This article states that RAID controllers are smart about unrecoverable read errors, and try to rewrite such sectors with the redundancy of the component drives. If the sector is bad, the disk's firmware will reallocate the sector transparently.
Does Linux MD RAID do something similar? Maybe my Google-Fu is bad, but I can't find anything about it.
SHORT ANSWER: mirroring and parity-based RAID layouts support repairing a bad sector with supposedly good data, both during normal reads and during scrubs. However classical RAID (both hardware and software based) can do nothing against silent data corruption, which requires stronger protection in the form of data checksum (provided, for example, by BTRFS and ZFS).
LONG ANSWER: the question and the provided answers conflate different concept about how disks, MDRAID and checksummed filesystems works. Let explain them one by one; anyway, please consider that the exact behaviors are somewhat firmware and implementation dependent:
the first line of defense is the disk's own internal ECC: when some bit goes bad the embedded ECC recovery kick in, correcting the affected error in realtime. A low ECC read rate will generally not cause an automatic sector repair/reallocation; however, if ECC errors accumulate and grow up, the disk's firmware will finally reallocate the affected sector before it become unreadable (this will be counted as "Reallocated even count" by SMART attribute). Some enterprise disks periodically read all sectors to timely discover problematic sectors (see SAS/SATA surface scanning).

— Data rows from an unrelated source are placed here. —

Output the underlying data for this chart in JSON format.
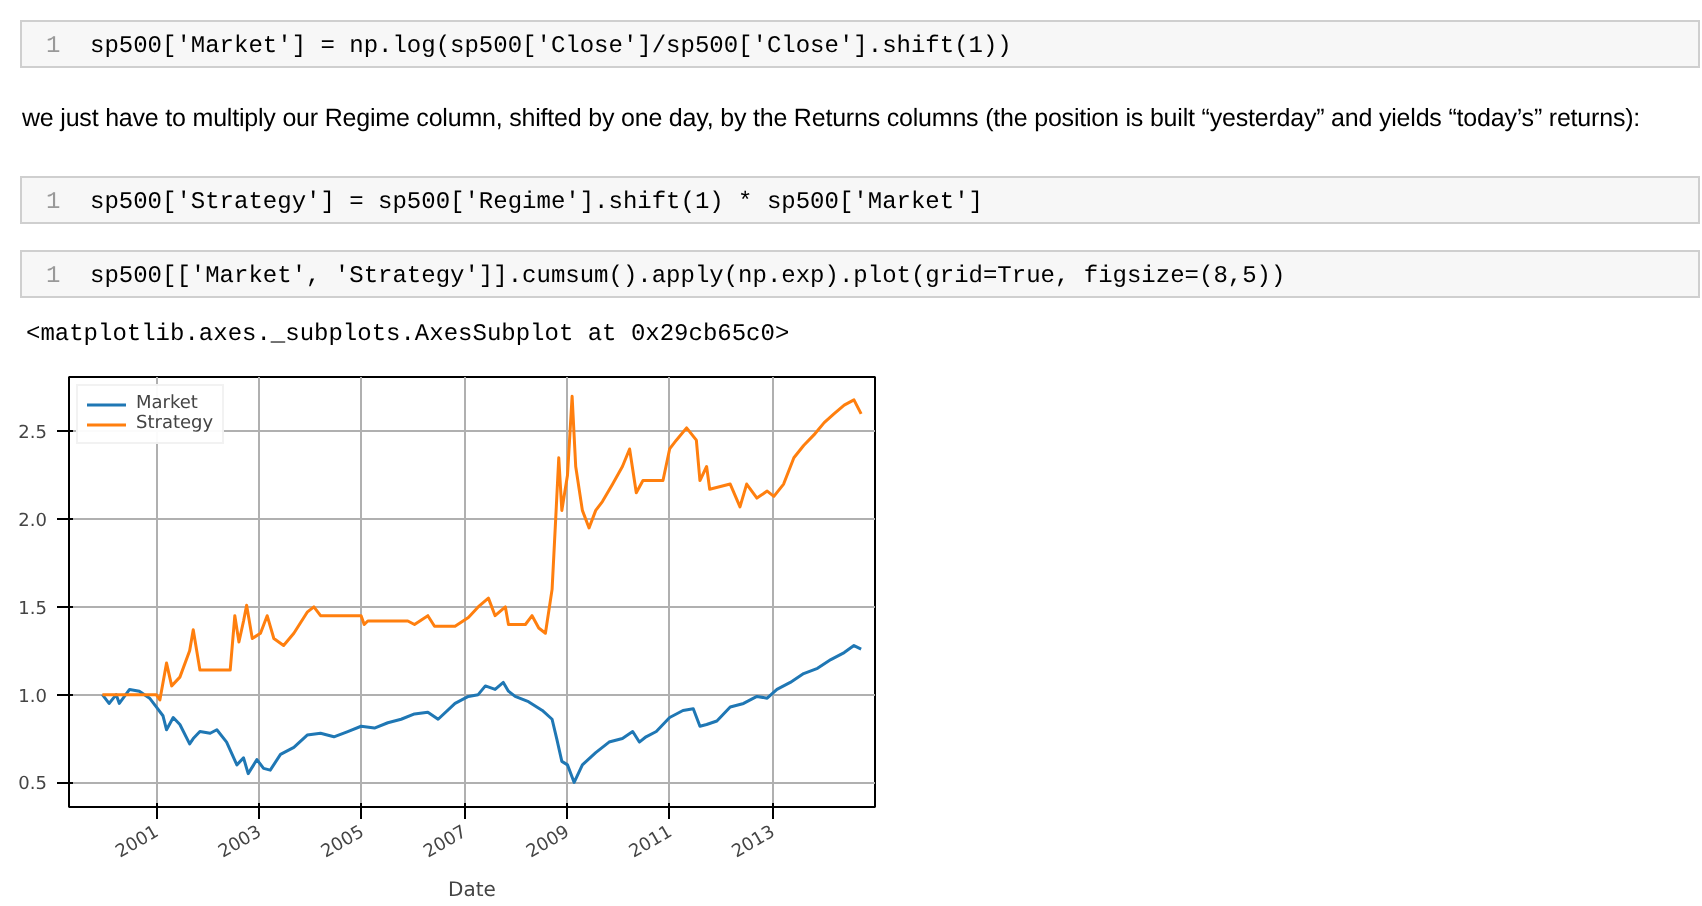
{
  "chart_data": {
    "type": "line",
    "xlabel": "Date",
    "annotations": [
      "1",
      "sp500['Market'] = np.log(sp500['Close']/sp500['Close'].shift(1))",
      "we just have to multiply our Regime column, shifted by one day, by the Returns columns (the position is built “yesterday” and yields “today’s” returns):",
      "1",
      "sp500['Strategy'] = sp500['Regime'].shift(1) * sp500['Market']",
      "1",
      "sp500[['Market', 'Strategy']].cumsum().apply(np.exp).plot(grid=True, figsize=(8,5))",
      "<matplotlib.axes._subplots.AxesSubplot at 0x29cb65c0>"
    ],
    "xlim": [
      1999.3,
      2015.0
    ],
    "xticks": [
      2001,
      2003,
      2005,
      2007,
      2009,
      2011,
      2013
    ],
    "ylim": [
      0.36,
      2.81
    ],
    "yticks": [
      {
        "value": 0.5,
        "label": "0.5"
      },
      {
        "value": 1.0,
        "label": "1.0"
      },
      {
        "value": 1.5,
        "label": "1.5"
      },
      {
        "value": 2.0,
        "label": "2.0"
      },
      {
        "value": 2.5,
        "label": "2.5"
      }
    ],
    "grid": true,
    "legend": "top left",
    "series": [
      {
        "name": "Market",
        "color": "#1f77b4",
        "x": [
          1999.95,
          2000.08,
          2000.22,
          2000.28,
          2000.48,
          2000.67,
          2000.87,
          2001.0,
          2001.13,
          2001.2,
          2001.33,
          2001.46,
          2001.65,
          2001.72,
          2001.85,
          2002.05,
          2002.18,
          2002.37,
          2002.57,
          2002.7,
          2002.79,
          2002.96,
          2003.09,
          2003.22,
          2003.42,
          2003.68,
          2003.94,
          2004.2,
          2004.46,
          2004.73,
          2004.99,
          2005.25,
          2005.51,
          2005.77,
          2006.03,
          2006.29,
          2006.49,
          2006.82,
          2007.08,
          2007.27,
          2007.41,
          2007.6,
          2007.76,
          2007.86,
          2007.99,
          2008.25,
          2008.52,
          2008.71,
          2008.8,
          2008.9,
          2009.01,
          2009.14,
          2009.3,
          2009.56,
          2009.82,
          2010.08,
          2010.28,
          2010.41,
          2010.54,
          2010.74,
          2011.0,
          2011.26,
          2011.46,
          2011.59,
          2011.72,
          2011.92,
          2012.18,
          2012.44,
          2012.7,
          2012.9,
          2013.09,
          2013.35,
          2013.61,
          2013.88,
          2014.14,
          2014.4,
          2014.59,
          2014.73
        ],
        "values": [
          1.0,
          0.95,
          1.0,
          0.95,
          1.03,
          1.02,
          0.98,
          0.93,
          0.88,
          0.8,
          0.87,
          0.83,
          0.72,
          0.75,
          0.79,
          0.78,
          0.8,
          0.73,
          0.6,
          0.64,
          0.55,
          0.63,
          0.58,
          0.57,
          0.66,
          0.7,
          0.77,
          0.78,
          0.76,
          0.79,
          0.82,
          0.81,
          0.84,
          0.86,
          0.89,
          0.9,
          0.86,
          0.95,
          0.99,
          1.0,
          1.05,
          1.03,
          1.07,
          1.02,
          0.99,
          0.96,
          0.91,
          0.86,
          0.75,
          0.62,
          0.6,
          0.5,
          0.6,
          0.67,
          0.73,
          0.75,
          0.79,
          0.73,
          0.76,
          0.79,
          0.87,
          0.91,
          0.92,
          0.82,
          0.83,
          0.85,
          0.93,
          0.95,
          0.99,
          0.98,
          1.03,
          1.07,
          1.12,
          1.15,
          1.2,
          1.24,
          1.28,
          1.26
        ]
      },
      {
        "name": "Strategy",
        "color": "#ff7f0e",
        "x": [
          1999.95,
          2001.0,
          2001.07,
          2001.2,
          2001.3,
          2001.46,
          2001.65,
          2001.72,
          2001.85,
          2002.44,
          2002.53,
          2002.61,
          2002.7,
          2002.76,
          2002.87,
          2003.03,
          2003.16,
          2003.29,
          2003.48,
          2003.68,
          2003.94,
          2004.07,
          2004.2,
          2004.33,
          2004.99,
          2005.05,
          2005.12,
          2005.9,
          2006.03,
          2006.29,
          2006.42,
          2006.82,
          2007.08,
          2007.27,
          2007.47,
          2007.6,
          2007.8,
          2007.86,
          2008.19,
          2008.32,
          2008.45,
          2008.58,
          2008.71,
          2008.78,
          2008.84,
          2008.9,
          2009.01,
          2009.1,
          2009.17,
          2009.3,
          2009.43,
          2009.56,
          2009.69,
          2009.89,
          2010.08,
          2010.22,
          2010.35,
          2010.48,
          2010.87,
          2011.0,
          2011.13,
          2011.33,
          2011.52,
          2011.59,
          2011.72,
          2011.78,
          2012.18,
          2012.37,
          2012.5,
          2012.7,
          2012.9,
          2013.03,
          2013.22,
          2013.42,
          2013.61,
          2013.81,
          2014.01,
          2014.2,
          2014.4,
          2014.59,
          2014.73
        ],
        "values": [
          1.0,
          1.0,
          0.97,
          1.18,
          1.05,
          1.1,
          1.25,
          1.37,
          1.14,
          1.14,
          1.45,
          1.3,
          1.42,
          1.51,
          1.32,
          1.35,
          1.45,
          1.32,
          1.28,
          1.35,
          1.47,
          1.5,
          1.45,
          1.45,
          1.45,
          1.4,
          1.42,
          1.42,
          1.4,
          1.45,
          1.39,
          1.39,
          1.44,
          1.5,
          1.55,
          1.45,
          1.5,
          1.4,
          1.4,
          1.45,
          1.38,
          1.35,
          1.6,
          2.0,
          2.35,
          2.05,
          2.25,
          2.7,
          2.3,
          2.05,
          1.95,
          2.05,
          2.1,
          2.2,
          2.3,
          2.4,
          2.15,
          2.22,
          2.22,
          2.4,
          2.45,
          2.52,
          2.45,
          2.22,
          2.3,
          2.17,
          2.2,
          2.07,
          2.2,
          2.12,
          2.16,
          2.13,
          2.2,
          2.35,
          2.42,
          2.48,
          2.55,
          2.6,
          2.65,
          2.68,
          2.6
        ]
      }
    ]
  }
}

if the sector is only very rarely read and the disk does not "see" the gradual sector data corruption, a read can suddenly fail ("Pending Sectors" SMART attribute) and the affected data are lost. The disk will report a SATA READ ERROR to the operating system and moves on. If using a RAID 1/5/6 scheme the system has sufficient redundancy to reconstruct the missing data, overwriting the failing sectors and, depending on the disk firmware, forcing a sector reallocation. Traditionally, both hardware RAID cards and MDRAID (Linux software RAID) worked in this manner, relying on HDD own remapping feature. Newer HW RAID cards and MDADM relases further provide an internal remapping lists which kicks in if/when the HDD fails to remap the affected sector (ie: because no spare sectors are available); you can read more in md man page, especially the "RECOVERY" section. This obviously means the disk should be immediately replaced. To avoid discovering too many unreadable sectors too late, all RAID implementations support a "scrub" o "patrol read" operation, where the entire array is periodically read to test the underlying disks.
the protection scheme described above only works when the read/write error is clearly reported to the RAID card and/or operating system. In the case of silent data corruption (ie: a disks returning bad data instead of a clear error), such approach is useless. To protect yourself from silent data corruption (which, by definition, are not reported by any SMART attribute), you need an additional checksum to validate the correctness of returned data. This additional protection can be hardware-based (ie: SAS T10 extension), block-device software-based (ie: dm-integrity) or a fully integrated checksum filesystem (BTRFS and ZFS). Speaking about ZFS and BTRFS, they support a "scrub" operation similar, but not identical (ie: scanning only actual allocated space/data), to their RAID conterparts.
NOTE: RAID6 or 3-way RAID1 layouts can theoretically offer some added protection against bitrot compared to RAID5 and 2-way RAID1 by using some form of "majority vote". However, as it would command a massive performance hit, I never saw such behavior in common implementation. See here for more details.
The linux md raid in its strictest sense can't do that, but the dmraid (device mapper, the kernel side of the lvm) has a bad block remapper module.
Of course dm and md can be used parallel. In its most popular configuration, a raid array has an lvm volume group on it. This can be extended with the badblock mapper as well.
I must note: the current hard disk controllers have a such badblock mapper functionality in their firmware.
Most professional system administrator doesn't work with disks with bad blocks, but they throw it out after the first problem. They explain that with cost-risk calculations, but it is not true. The truth is, that they are simply lazy. There is very good badblock handling in most operating systems (especially in linux), you can use a such hard disk without any fear.